Spaziergänger bemängeln oft, dass es am Ufer des Wesel-Datteln-Kanals auf Dorstener Stadtgebiet nur wenig Sitzbänke gibt. Auf einem beliebten Teilstück dürfte sich das bald ändern.

Dorsten

, 18.02.2020, 17:30 Uhr / Lesedauer: 2 min

Die Wege am Ufer des Wesel-Datteln-Kanals in Dorsten werden oft und gerne von Spaziergängern genutzt - bei schönem wie auch bei schlechtem Wetter. Doch die Touren zu Fuß entlang des Wassers werden dadurch getrübt, dass es unterwegs nicht allzu viele Sitzmöglichkeiten gibt. Das soll sich jetzt auf einem beliebten Strecken-Abschnitt links und rechts der Wasserstraße ändern.

Denn die Stadtteil-Konferenz „Gemeinsam Hardt“ bewilligte am Montag auf ihrer jüngsten Sitzung in der Pausenhalle der neuen Agatha-Grundschule einstimmig einen Antrag von Heike Bolle vom Organisations-Team der Stadtteilkonferenz.

Mit Abfallbehältern

Nachdem auf einer der vorangegangenen Sitzungen bereits für eine erste Sitzbank in Höhe des Ruderheims die Finanzierung gesichert worden war, gaben die Teilnehmer nun für drei weitere Sitzgelegenheiten grünes Licht.
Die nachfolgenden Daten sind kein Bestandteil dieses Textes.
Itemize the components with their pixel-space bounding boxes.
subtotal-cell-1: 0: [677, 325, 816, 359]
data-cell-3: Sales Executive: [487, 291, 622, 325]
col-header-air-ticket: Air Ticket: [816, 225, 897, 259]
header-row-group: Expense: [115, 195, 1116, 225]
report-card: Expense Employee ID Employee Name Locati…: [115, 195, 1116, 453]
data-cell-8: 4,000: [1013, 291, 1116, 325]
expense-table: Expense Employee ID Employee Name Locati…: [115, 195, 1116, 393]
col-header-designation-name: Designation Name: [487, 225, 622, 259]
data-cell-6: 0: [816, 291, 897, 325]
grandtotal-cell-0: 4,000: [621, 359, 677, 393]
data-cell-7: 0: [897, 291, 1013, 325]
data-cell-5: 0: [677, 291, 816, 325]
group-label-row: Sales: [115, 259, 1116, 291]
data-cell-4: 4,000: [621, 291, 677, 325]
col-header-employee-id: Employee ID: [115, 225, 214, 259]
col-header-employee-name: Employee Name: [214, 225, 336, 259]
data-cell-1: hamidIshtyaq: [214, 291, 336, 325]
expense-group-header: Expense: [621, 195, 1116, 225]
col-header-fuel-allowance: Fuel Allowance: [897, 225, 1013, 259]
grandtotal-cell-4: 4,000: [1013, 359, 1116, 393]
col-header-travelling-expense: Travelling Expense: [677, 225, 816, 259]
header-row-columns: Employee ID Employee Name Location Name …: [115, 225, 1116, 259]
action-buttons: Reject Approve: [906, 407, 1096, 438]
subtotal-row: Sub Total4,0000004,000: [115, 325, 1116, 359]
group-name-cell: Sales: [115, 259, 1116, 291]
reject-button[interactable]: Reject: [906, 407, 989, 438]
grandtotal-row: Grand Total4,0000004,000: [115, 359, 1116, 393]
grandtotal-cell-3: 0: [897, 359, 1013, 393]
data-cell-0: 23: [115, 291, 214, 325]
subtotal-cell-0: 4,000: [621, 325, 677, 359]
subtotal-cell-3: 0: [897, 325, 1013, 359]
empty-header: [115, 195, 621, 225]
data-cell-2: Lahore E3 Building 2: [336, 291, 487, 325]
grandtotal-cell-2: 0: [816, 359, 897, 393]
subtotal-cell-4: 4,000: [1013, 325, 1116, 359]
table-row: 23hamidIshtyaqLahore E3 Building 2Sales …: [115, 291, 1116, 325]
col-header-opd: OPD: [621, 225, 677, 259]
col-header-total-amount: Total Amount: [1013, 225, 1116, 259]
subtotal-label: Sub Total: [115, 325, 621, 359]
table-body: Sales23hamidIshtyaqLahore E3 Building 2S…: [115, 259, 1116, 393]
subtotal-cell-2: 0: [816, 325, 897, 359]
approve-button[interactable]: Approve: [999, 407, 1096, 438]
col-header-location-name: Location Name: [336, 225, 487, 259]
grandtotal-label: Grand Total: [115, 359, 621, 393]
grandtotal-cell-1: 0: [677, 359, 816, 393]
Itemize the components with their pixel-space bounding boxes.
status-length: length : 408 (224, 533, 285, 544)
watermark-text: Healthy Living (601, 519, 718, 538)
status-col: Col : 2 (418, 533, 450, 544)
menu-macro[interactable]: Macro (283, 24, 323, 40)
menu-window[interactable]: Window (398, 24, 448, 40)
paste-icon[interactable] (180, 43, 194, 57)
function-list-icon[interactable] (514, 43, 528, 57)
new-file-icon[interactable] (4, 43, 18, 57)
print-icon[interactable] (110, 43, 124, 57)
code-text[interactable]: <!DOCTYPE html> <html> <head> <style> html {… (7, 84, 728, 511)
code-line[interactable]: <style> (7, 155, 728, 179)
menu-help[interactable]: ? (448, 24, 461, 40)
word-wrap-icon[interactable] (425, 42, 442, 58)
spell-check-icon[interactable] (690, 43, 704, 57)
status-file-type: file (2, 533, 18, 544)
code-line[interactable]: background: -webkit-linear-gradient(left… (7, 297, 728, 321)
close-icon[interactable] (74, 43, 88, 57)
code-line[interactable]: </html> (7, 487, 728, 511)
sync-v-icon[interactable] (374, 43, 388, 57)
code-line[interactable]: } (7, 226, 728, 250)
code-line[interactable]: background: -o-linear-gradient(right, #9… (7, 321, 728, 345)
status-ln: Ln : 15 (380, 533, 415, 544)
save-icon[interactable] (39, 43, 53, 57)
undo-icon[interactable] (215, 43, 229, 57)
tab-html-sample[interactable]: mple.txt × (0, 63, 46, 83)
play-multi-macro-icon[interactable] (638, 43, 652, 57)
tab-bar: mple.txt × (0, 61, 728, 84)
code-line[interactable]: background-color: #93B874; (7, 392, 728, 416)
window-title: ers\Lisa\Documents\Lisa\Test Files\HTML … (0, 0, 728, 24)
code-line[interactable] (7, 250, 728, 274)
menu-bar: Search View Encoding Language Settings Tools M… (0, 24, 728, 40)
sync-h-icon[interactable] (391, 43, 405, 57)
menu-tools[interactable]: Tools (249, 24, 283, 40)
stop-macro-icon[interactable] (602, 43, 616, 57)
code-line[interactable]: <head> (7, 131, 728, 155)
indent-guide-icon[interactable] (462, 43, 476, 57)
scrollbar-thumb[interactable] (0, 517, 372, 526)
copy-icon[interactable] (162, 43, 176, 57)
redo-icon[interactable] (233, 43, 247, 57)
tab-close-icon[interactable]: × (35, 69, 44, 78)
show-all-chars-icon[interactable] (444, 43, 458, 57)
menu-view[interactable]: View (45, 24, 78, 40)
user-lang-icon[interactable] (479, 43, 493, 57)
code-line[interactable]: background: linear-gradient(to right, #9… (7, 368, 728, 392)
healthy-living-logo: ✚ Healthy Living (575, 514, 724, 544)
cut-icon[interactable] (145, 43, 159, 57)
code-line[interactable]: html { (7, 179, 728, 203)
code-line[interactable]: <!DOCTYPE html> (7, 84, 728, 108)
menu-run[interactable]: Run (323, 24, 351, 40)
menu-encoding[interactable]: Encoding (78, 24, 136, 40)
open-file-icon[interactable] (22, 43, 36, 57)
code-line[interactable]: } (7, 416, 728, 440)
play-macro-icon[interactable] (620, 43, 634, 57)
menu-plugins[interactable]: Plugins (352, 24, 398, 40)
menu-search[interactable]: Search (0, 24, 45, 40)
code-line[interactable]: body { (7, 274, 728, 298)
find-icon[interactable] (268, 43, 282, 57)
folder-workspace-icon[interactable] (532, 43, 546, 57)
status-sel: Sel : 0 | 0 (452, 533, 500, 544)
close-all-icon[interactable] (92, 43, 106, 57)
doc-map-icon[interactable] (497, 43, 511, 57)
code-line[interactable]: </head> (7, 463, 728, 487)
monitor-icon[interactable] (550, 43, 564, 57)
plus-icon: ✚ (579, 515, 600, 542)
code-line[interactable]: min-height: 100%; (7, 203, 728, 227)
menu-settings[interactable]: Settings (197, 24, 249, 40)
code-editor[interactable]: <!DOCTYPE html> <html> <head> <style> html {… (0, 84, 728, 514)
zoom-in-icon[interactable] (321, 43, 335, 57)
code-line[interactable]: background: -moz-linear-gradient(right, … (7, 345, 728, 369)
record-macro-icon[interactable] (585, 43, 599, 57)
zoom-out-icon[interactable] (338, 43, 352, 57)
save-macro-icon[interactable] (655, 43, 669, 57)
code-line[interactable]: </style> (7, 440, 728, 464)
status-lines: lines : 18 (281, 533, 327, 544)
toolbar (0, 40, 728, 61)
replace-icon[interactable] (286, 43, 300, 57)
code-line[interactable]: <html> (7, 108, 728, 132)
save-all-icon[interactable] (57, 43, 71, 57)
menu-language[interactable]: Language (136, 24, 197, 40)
Auch diese sollen alle mit Abfallbehältern ausgestattet werden. „Die Stadt wird dafür sorgen, dass sie einmal die Woche geleert werden.“

Die neuen Bänke sollen zwischen der Hardter Brücke und der Autobahnbrücke installiert werden. „Dadurch wird die große Runde zwischen Hardt und Östrich deutlich bequemer“, so Heike Bolle. Auf Wunsch von älteren Mitbürger und Menschen, die nicht so gut zu Fuß sind, wird eine Bank auf die „Wohnseite“ des Kanals gebaut.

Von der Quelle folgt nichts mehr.